Text mining: what do publishers have against this high-tech research tool?

May 25, 2012 | Source: The Guardian
text2genome

text2Genome is using a unique way to map scientific articles to genomic locations: From a full-text scientific article and it's supplementary data files, all words that resemble DNA sequences are extracted and then mapped to public genome sequences. They can then be displayed on genome browser websites and used in data-mining applications. (Credit: text2Genome)

Researchers are pushing to make tens of thousands of papers based on publicly funded research work available through open access to find links between genes and diseases — countering publishers’ default ban on text mining via computer scanning.

That would allow researchers to mine the content freely without needing to request any extra permissions.

Researchers often need access to tens of thousands of research papers at once, so they can use computers to look for unseen patterns and associations across the millions of words in the articles.

This technique, called text mining, is a vital 21st-century research method.

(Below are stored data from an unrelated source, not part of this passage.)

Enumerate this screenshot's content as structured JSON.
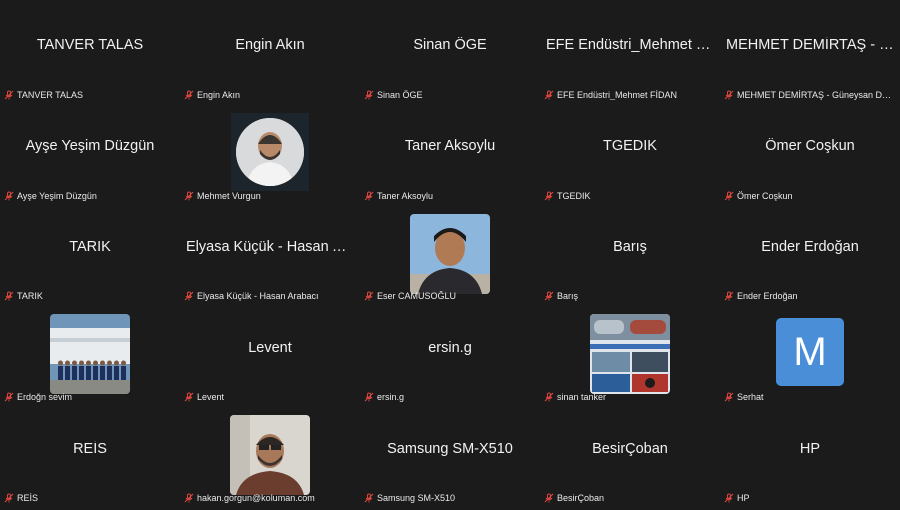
{
  "meeting": {
    "accent_color": "#4a8ed8",
    "mic_muted_color": "#e0463e",
    "participants": [
      {
        "name": "TANVER TALAS",
        "label": "TANVER TALAS",
        "video": "none"
      },
      {
        "name": "Engin Akın",
        "label": "Engin Akın",
        "video": "none"
      },
      {
        "name": "Sinan ÖGE",
        "label": "Sinan ÖGE",
        "video": "none"
      },
      {
        "name": "EFE Endüstri_Mehmet Fİ…",
        "label": "EFE Endüstri_Mehmet FİDAN",
        "video": "none"
      },
      {
        "name": "MEHMET DEMİRTAŞ - G…",
        "label": "MEHMET DEMİRTAŞ - Güneysan Dorse",
        "video": "none"
      },
      {
        "name": "Ayşe Yeşim Düzgün",
        "label": "Ayşe Yeşim Düzgün",
        "video": "none"
      },
      {
        "name": "",
        "label": "Mehmet Vurgun",
        "video": "avatar-photo"
      },
      {
        "name": "Taner Aksoylu",
        "label": "Taner Aksoylu",
        "video": "none"
      },
      {
        "name": "TGEDIK",
        "label": "TGEDIK",
        "video": "none"
      },
      {
        "name": "Ömer Coşkun",
        "label": "Ömer Coşkun",
        "video": "none"
      },
      {
        "name": "TARIK",
        "label": "TARIK",
        "video": "none"
      },
      {
        "name": "Elyasa Küçük - Hasan Ar…",
        "label": "Elyasa Küçük - Hasan Arabacı",
        "video": "none"
      },
      {
        "name": "",
        "label": "Eser CAMUSOĞLU",
        "video": "portrait-photo"
      },
      {
        "name": "Barış",
        "label": "Barış",
        "video": "none"
      },
      {
        "name": "Ender Erdoğan",
        "label": "Ender Erdoğan",
        "video": "none"
      },
      {
        "name": "",
        "label": "Erdoğn sevim",
        "video": "group-photo"
      },
      {
        "name": "Levent",
        "label": "Levent",
        "video": "none"
      },
      {
        "name": "ersin.g",
        "label": "ersin.g",
        "video": "none"
      },
      {
        "name": "",
        "label": "sinan tanker",
        "video": "tanker-photo"
      },
      {
        "name": "",
        "label": "Serhat",
        "video": "letter-avatar",
        "letter": "M"
      },
      {
        "name": "REİS",
        "label": "REİS",
        "video": "none"
      },
      {
        "name": "",
        "label": "hakan.gorgun@koluman.com",
        "video": "portrait-photo-2"
      },
      {
        "name": "Samsung SM-X510",
        "label": "Samsung SM-X510",
        "video": "none"
      },
      {
        "name": "BesirÇoban",
        "label": "BesirÇoban",
        "video": "none"
      },
      {
        "name": "HP",
        "label": "HP",
        "video": "none"
      }
    ]
  }
}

It uses powerful computers to find links between drugs and side effects, or genes and diseases, that are hidden within the vast scientific literature. These are discoveries that a person scouring through papers one by one may never notice.

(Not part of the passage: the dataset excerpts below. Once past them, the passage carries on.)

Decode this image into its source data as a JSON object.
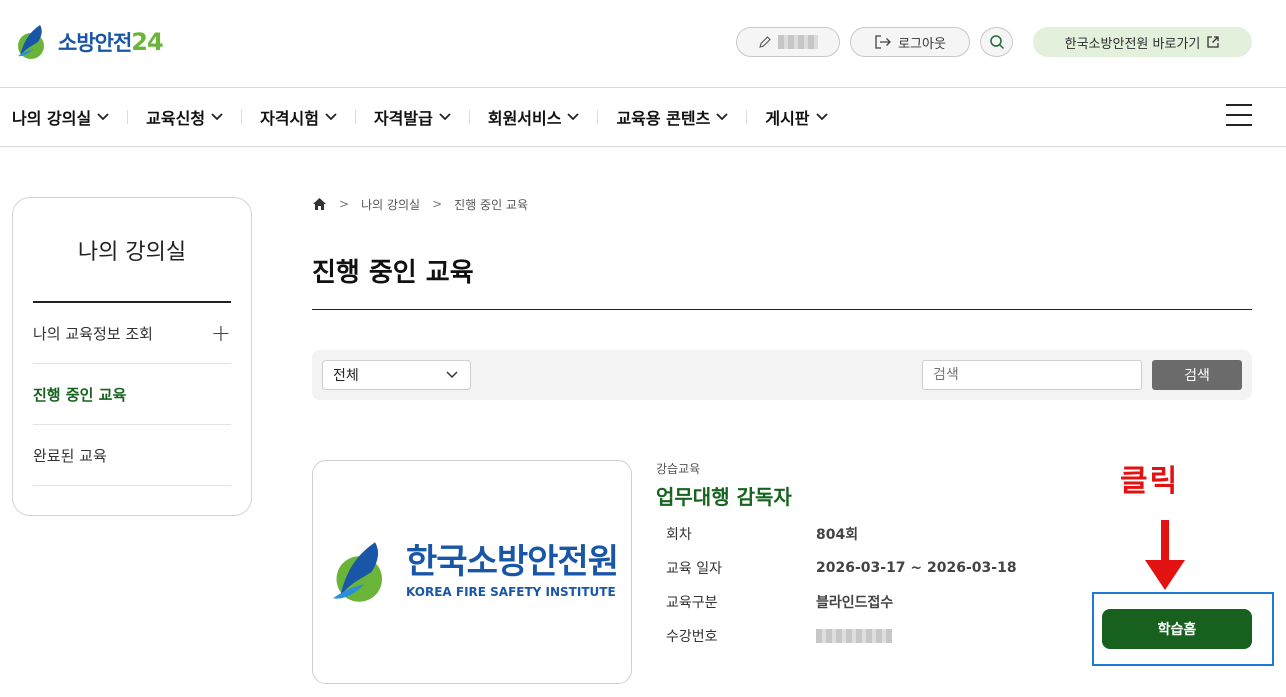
{
  "header": {
    "logo_text": "소방안전",
    "logo_num": "24",
    "logout_label": "로그아웃",
    "kfsi_link_label": "한국소방안전원 바로가기"
  },
  "nav": {
    "items": [
      {
        "label": "나의 강의실"
      },
      {
        "label": "교육신청"
      },
      {
        "label": "자격시험"
      },
      {
        "label": "자격발급"
      },
      {
        "label": "회원서비스"
      },
      {
        "label": "교육용 콘텐츠"
      },
      {
        "label": "게시판"
      }
    ]
  },
  "sidebar": {
    "title": "나의 강의실",
    "items": [
      {
        "label": "나의 교육정보 조회",
        "expand": "+"
      },
      {
        "label": "진행 중인 교육"
      },
      {
        "label": "완료된 교육"
      }
    ]
  },
  "breadcrumb": {
    "items": [
      "나의 강의실",
      "진행 중인 교육"
    ],
    "separator": ">"
  },
  "page": {
    "title": "진행 중인 교육"
  },
  "filter": {
    "select_value": "전체",
    "search_placeholder": "검색",
    "search_button": "검색"
  },
  "course": {
    "thumb_kor": "한국소방안전원",
    "thumb_eng": "KOREA FIRE SAFETY INSTITUTE",
    "category": "강습교육",
    "name": "업무대행 감독자",
    "rows": [
      {
        "label": "회차",
        "value": "804회"
      },
      {
        "label": "교육 일자",
        "value": "2026-03-17 ~ 2026-03-18"
      },
      {
        "label": "교육구분",
        "value": "블라인드접수"
      },
      {
        "label": "수강번호",
        "value": ""
      }
    ],
    "study_button": "학습홈"
  },
  "annotation": {
    "label": "클릭",
    "color": "#e31212",
    "highlight_color": "#1d7bd8"
  },
  "colors": {
    "brand_blue": "#1a56a8",
    "brand_green": "#6bb43a",
    "active_green": "#16641f",
    "button_green": "#17601e"
  }
}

It is a technique with big potential. A report published by McKinsey Global Institute last year said that “big data” technologies such as text and data mining had the potential to create €250bn (£200bn) of annual value to Europe’s economy, if researchers were allowed to make full use of it.

The scale of new information in modern science is staggering: more than 1.5 million scholarly articles are published every year and the volume of data doubles every three years. No individual can keep up with such a volume, and scientists need computers to help them digest and make sense of the information.